The latest incarnation of Linkin Park throughout “One More Light” hears the band as unrecognizable. Reanimating their sound, lost are the inciting screams of co-frontman Chester Bennington. Softer-shaped melodic passages and layered background vocals now embrace the entire compilation to the accompaniment of a Beiber-esque pop music formulaic.

Beginning their “Light” work back in November 2015, the direction was deliberate.

“We’ve got a lot of great material that I hope challenges our fanbase as well as inspires them as much as it has us,” Bennington said back in September 2016.

In February 2017, terror twin co-frontman Mike Shinoda said, “It’s still us. It’s self-produced. It’s all us, curated by us at the very least. It’s a Linkin Park record,” while adding, “we approached the process differently.”

Thinking differently, Linkin Park may have fallen into a songwriting midlife crisis. “Light’s” message within the 10-track collection lies within introspective themes denoting honest reflection and emotive, in-the-moment thinking.

The lead single, “Heavy,” released back on Feb. 16, features pop singer Kiira and marks the first time Linkin Park has featured a female vocalist on their original, studio material. The melancholic track states in its emotionally exhaustive chorus, “I’m holding on / Why is everything so heavy / Holding on / To so much more than I can carry,” perhaps telling not just the trials of personal relationships, but reflecting our present day, turbulent world condition.

The turbulent, sonic condition Linkin Park set forth in previous studio compilations has vanished. “Good Goodbye (feat. Pusha T and Stormzy)”–the album’s only other collaborative vox track–may be the most musically forward offering in the set with its deep synth soundscapes; however, it still falls short of the decibel-inducing power the band is capable of emanating.

“Battle Symphony,” “Invisible” and the album’s title track depend on laid-back tempos, soft electronic accents and tender, chordal padding summing up the components of today’s pop-oriented landscapes.

If anything, the hardest hitting element besides the emotionally dramatic, multi-layered themes is Linkin Park’s solid-minded stance and defense in trying to make this an LP of stellar material in light of their drastic, sonic alteration.

“We’ve made so many records and we clearly know how to make a record and we definitely didn’t take the easy way out this time,” Linkin Park guitarist Brad Delson said.
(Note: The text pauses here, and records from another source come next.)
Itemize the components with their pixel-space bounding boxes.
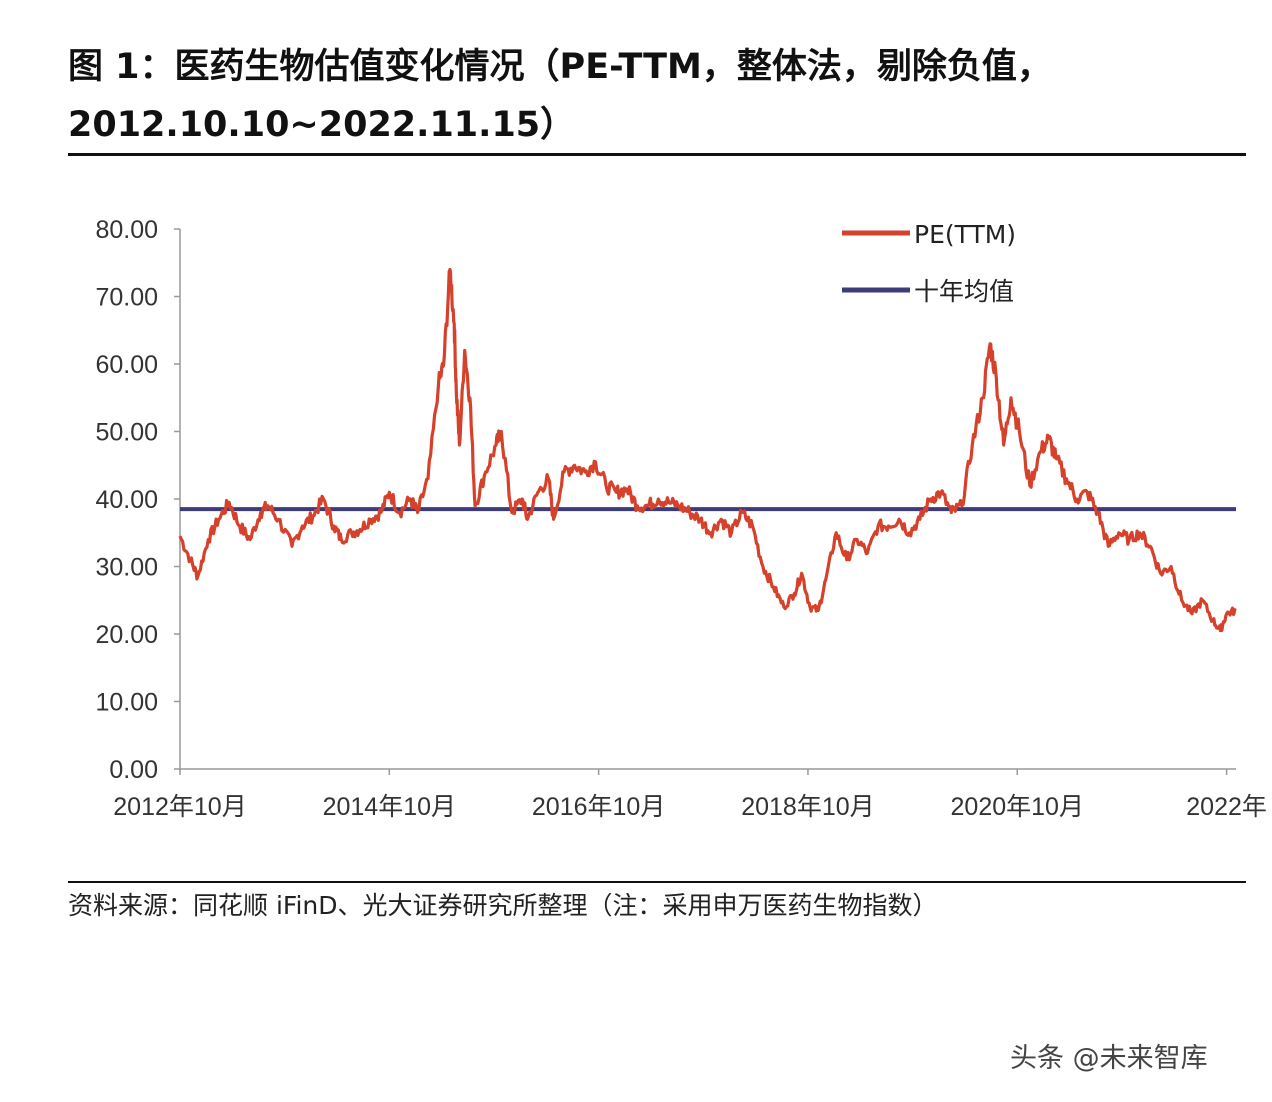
x-tick-label: 2014年10月 (323, 793, 456, 821)
axes: 0.00 10.00 20.00 30.00 40.00 50.00 60.00 70.00 8… (95, 216, 1266, 821)
legend-label-mean: 十年均值 (914, 277, 1014, 306)
y-tick-label: 0.00 (109, 756, 158, 784)
x-tick-label: 2022年 (1186, 793, 1267, 821)
top-rule (68, 153, 1246, 156)
x-tick-label: 2020年10月 (951, 793, 1084, 821)
legend: PE(TTM) 十年均值 (842, 220, 1016, 306)
y-tick-label: 70.00 (95, 284, 158, 312)
figure-title-line-2: 2012.10.10~2022.11.15） (68, 105, 576, 145)
y-tick-label: 60.00 (95, 351, 158, 379)
x-tick-label: 2012年10月 (113, 793, 246, 821)
y-tick-label: 30.00 (95, 554, 158, 582)
y-tick-label: 20.00 (95, 621, 158, 649)
watermark: 头条 @未来智库 (1010, 1043, 1208, 1074)
series-layer (178, 267, 1237, 633)
y-tick-label: 80.00 (95, 216, 158, 244)
source-note: 资料来源：同花顺 iFinD、光大证券研究所整理（注：采用申万医药生物指数） (68, 891, 938, 920)
legend-label-pe: PE(TTM) (914, 220, 1016, 249)
y-tick-label: 10.00 (95, 689, 158, 717)
x-tick-label: 2016年10月 (532, 793, 665, 821)
y-tick-label: 50.00 (95, 419, 158, 447)
pe-chart: 0.00 10.00 20.00 30.00 40.00 50.00 60.00 70.00 8… (95, 216, 1266, 821)
figure-title-line-1: 图 1：医药生物估值变化情况（PE-TTM，整体法，剔除负值， (68, 47, 1052, 87)
pe-ttm-line (178, 267, 1237, 633)
bottom-rule (68, 881, 1246, 883)
x-tick-label: 2018年10月 (741, 793, 874, 821)
y-tick-label: 40.00 (95, 486, 158, 514)
figure-title: 图 1：医药生物估值变化情况（PE-TTM，整体法，剔除负值， 2012.10.… (68, 38, 1248, 154)
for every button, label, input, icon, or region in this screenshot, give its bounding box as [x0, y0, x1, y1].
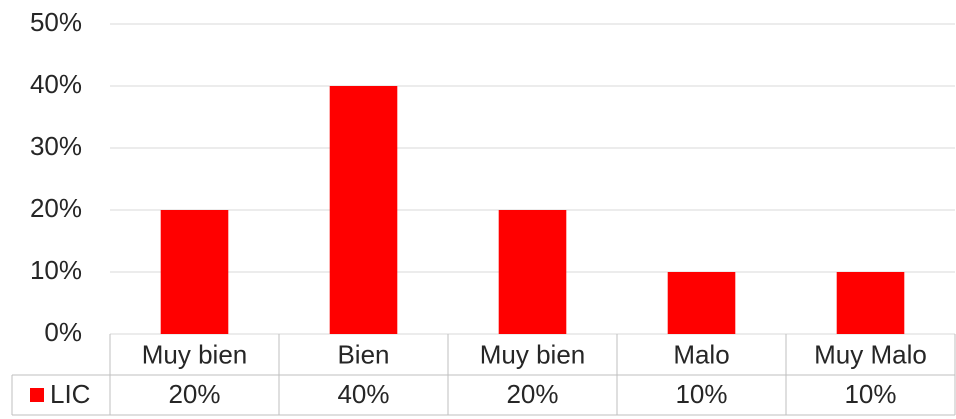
- y-tick-label: 0%: [44, 317, 82, 347]
- data-table-value: 20%: [506, 379, 558, 409]
- data-table-value: 10%: [844, 379, 896, 409]
- legend-swatch: [30, 388, 44, 402]
- data-table-value: 10%: [675, 379, 727, 409]
- x-tick-label: Malo: [673, 339, 729, 369]
- y-tick-label: 10%: [30, 255, 82, 285]
- bar: [836, 272, 905, 334]
- data-table-value: 40%: [337, 379, 389, 409]
- x-tick-label: Bien: [337, 339, 389, 369]
- x-tick-label: Muy Malo: [814, 339, 927, 369]
- y-tick-label: 50%: [30, 7, 82, 37]
- bar: [329, 86, 398, 334]
- y-tick-label: 20%: [30, 193, 82, 223]
- y-tick-label: 40%: [30, 69, 82, 99]
- legend-label: LIC: [50, 379, 90, 409]
- x-tick-label: Muy bien: [142, 339, 248, 369]
- bar: [160, 210, 229, 334]
- y-tick-label: 30%: [30, 131, 82, 161]
- bar: [667, 272, 736, 334]
- x-tick-label: Muy bien: [480, 339, 586, 369]
- data-table-value: 20%: [168, 379, 220, 409]
- bar: [498, 210, 567, 334]
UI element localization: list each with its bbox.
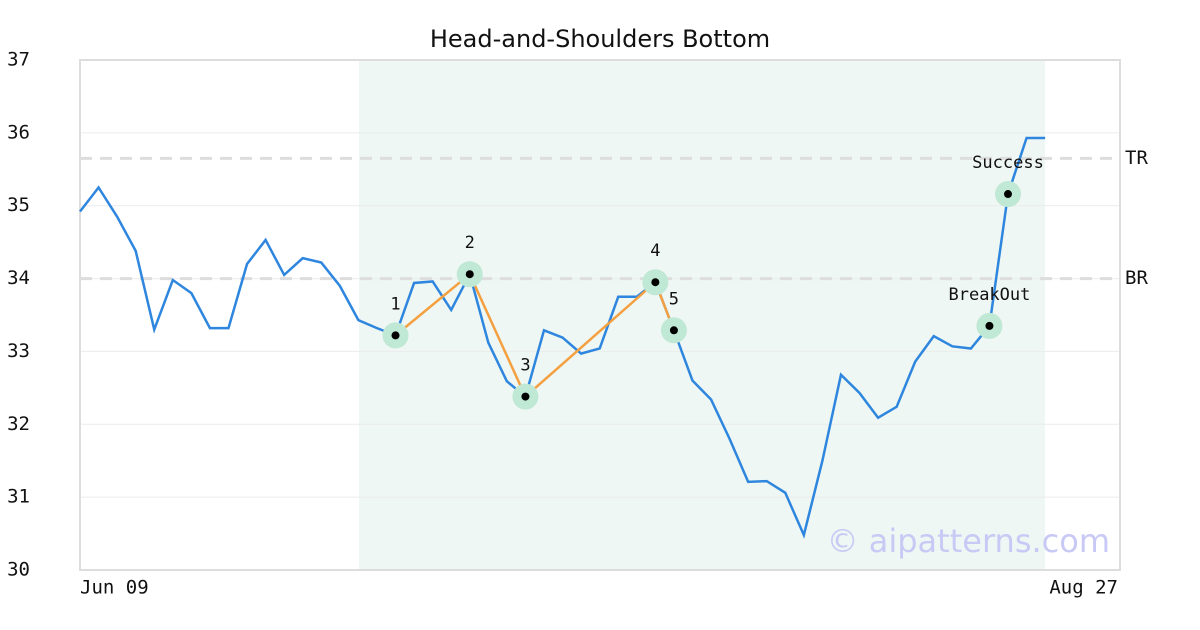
point-dot	[391, 331, 400, 340]
point-label: 3	[520, 356, 530, 376]
grid	[80, 59, 1120, 571]
y-tick-label: 32	[7, 413, 30, 435]
y-tick-label: 34	[7, 267, 30, 289]
pattern-region	[359, 60, 1045, 570]
point-label: BreakOut	[948, 285, 1030, 305]
point-dot	[669, 326, 678, 335]
point-dot	[1004, 190, 1012, 199]
plot-frame	[79, 59, 1121, 571]
point-label: 4	[650, 241, 660, 261]
point-label: 1	[390, 294, 400, 314]
y-tick-label: 36	[7, 121, 30, 143]
point-label: Success	[972, 153, 1044, 173]
point-dot	[465, 270, 474, 279]
y-tick-label: 33	[7, 340, 30, 362]
price-line	[79, 136, 1046, 539]
point-label: 5	[669, 289, 679, 309]
y-tick-label: 35	[7, 194, 30, 216]
y-tick-label: 31	[7, 486, 30, 508]
point-dot	[651, 278, 660, 287]
watermark: © aipatterns.com	[827, 522, 1110, 560]
reference-label: TR	[1125, 147, 1148, 169]
chart-title: Head-and-Shoulders Bottom	[430, 25, 770, 53]
point-dot	[521, 392, 530, 401]
y-tick-label: 37	[7, 49, 30, 71]
reference-label: BR	[1125, 267, 1148, 289]
y-tick-label: 30	[7, 559, 30, 581]
point-dot	[985, 321, 994, 330]
x-tick-label: Jun 09	[80, 577, 149, 599]
x-tick-label: Aug 27	[1049, 577, 1118, 599]
point-label: 2	[465, 233, 475, 253]
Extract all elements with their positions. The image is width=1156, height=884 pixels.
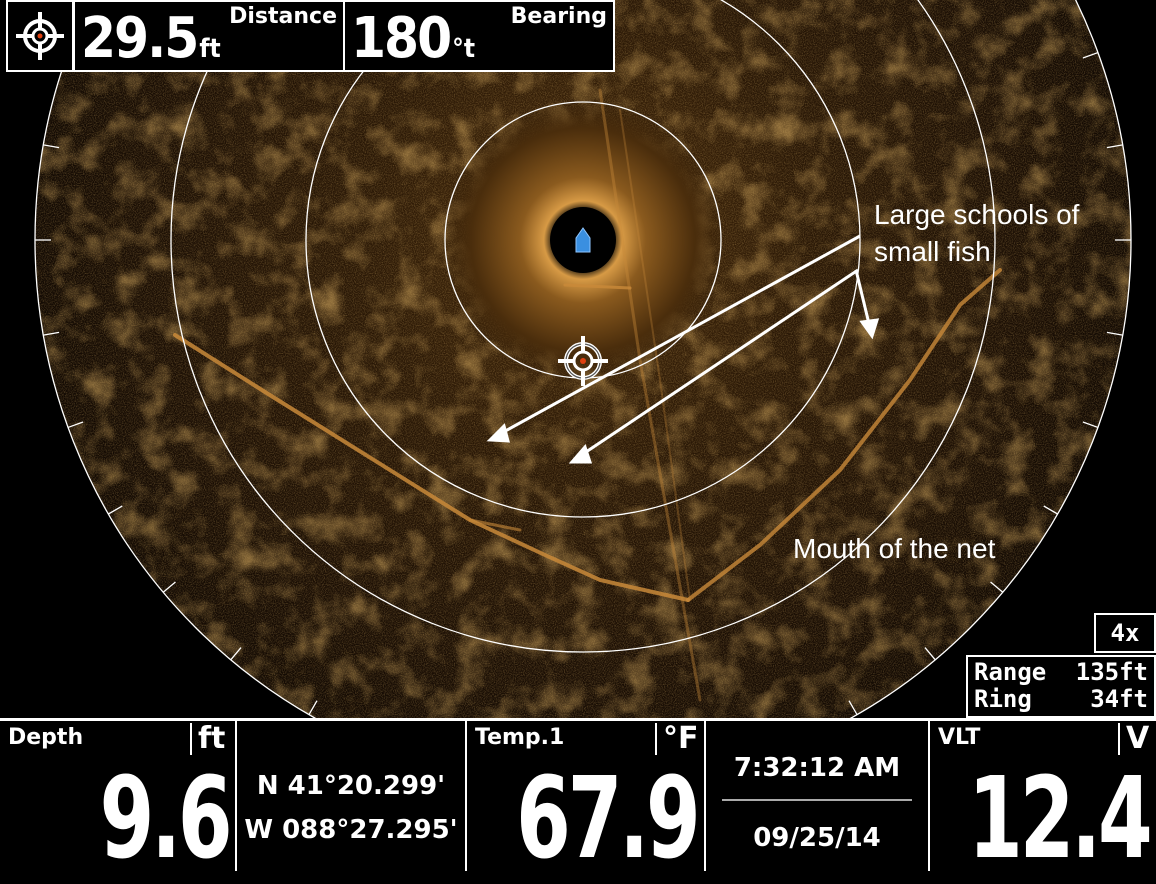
voltage-label: VLT (938, 725, 981, 750)
distance-value-group: 29.5ft (81, 8, 221, 80)
bearing-label: Bearing (510, 4, 607, 29)
temp-value: 67.9 (516, 754, 702, 884)
temp-panel: Temp.1 °F 67.9 (467, 721, 704, 876)
bearing-tick (108, 505, 123, 515)
latitude: N 41°20.299' (256, 771, 446, 801)
bearing-unit: °t (452, 34, 476, 64)
fish-annotation-line1: Large schools of (874, 199, 1080, 230)
depth-panel: Depth ft 9.6 (0, 721, 235, 876)
bearing-tick (1106, 144, 1123, 149)
distance-value: 29.5 (81, 6, 199, 71)
fish-annotation-line2: small fish (874, 236, 991, 267)
fish-annotation: Large schools of small fish (874, 196, 1079, 270)
bearing-tick (230, 647, 242, 661)
bearing-tick (43, 144, 60, 149)
cursor-target-icon[interactable] (558, 336, 608, 386)
bearing-tick (67, 421, 84, 429)
bearing-tick (308, 700, 318, 715)
bearing-value: 180 (351, 6, 452, 71)
distance-readout: 29.5ft Distance (73, 0, 345, 72)
bearing-tick (43, 331, 60, 336)
longitude: W 088°27.295' (244, 815, 458, 845)
temp-unit: °F (655, 723, 699, 755)
voltage-panel: VLT V 12.4 (930, 721, 1156, 876)
boat-icon (575, 227, 591, 253)
net-structure (173, 88, 1002, 702)
bearing-tick (1082, 51, 1099, 59)
depth-value: 9.6 (99, 754, 232, 884)
distance-unit: ft (199, 34, 221, 64)
bearing-tick (990, 581, 1004, 593)
cursor-mode-button[interactable] (6, 0, 74, 72)
range-panel: Range 135ft Ring 34ft (966, 655, 1156, 718)
date-value: 09/25/14 (753, 823, 881, 853)
bearing-tick (1082, 421, 1099, 429)
annotation-arrows (486, 234, 880, 464)
status-bar: Depth ft 9.6 N 41°20.299' W 088°27.295' … (0, 718, 1156, 876)
sonar-display[interactable]: Large schools of small fish Mouth of the… (0, 0, 1156, 718)
position-panel: N 41°20.299' W 088°27.295' (237, 721, 465, 871)
range-label: Range (974, 658, 1047, 686)
bearing-tick (1043, 505, 1058, 515)
bearing-tick (924, 647, 936, 661)
depth-label: Depth (8, 725, 84, 750)
bearing-tick (848, 700, 858, 715)
sonar-image (34, 0, 1132, 718)
bearing-value-group: 180°t (351, 8, 475, 80)
bearing-tick (1106, 331, 1123, 336)
crosshair-icon (16, 12, 64, 60)
bearing-readout: 180°t Bearing (343, 0, 615, 72)
temp-label: Temp.1 (475, 725, 565, 750)
voltage-value: 12.4 (968, 754, 1154, 884)
voltage-unit: V (1118, 723, 1149, 755)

“One More Light” takes on the pop spectrum delivering material Linkin Park has intentionally set to the soundtrack of life’s uncertainty, regret and changes in the human condition. For fans, it may be a genre change that projects uncertainty and regret in the new material while possibly opening doors to a new audience eager to embrace its notions of tackling complex issues of the psyche.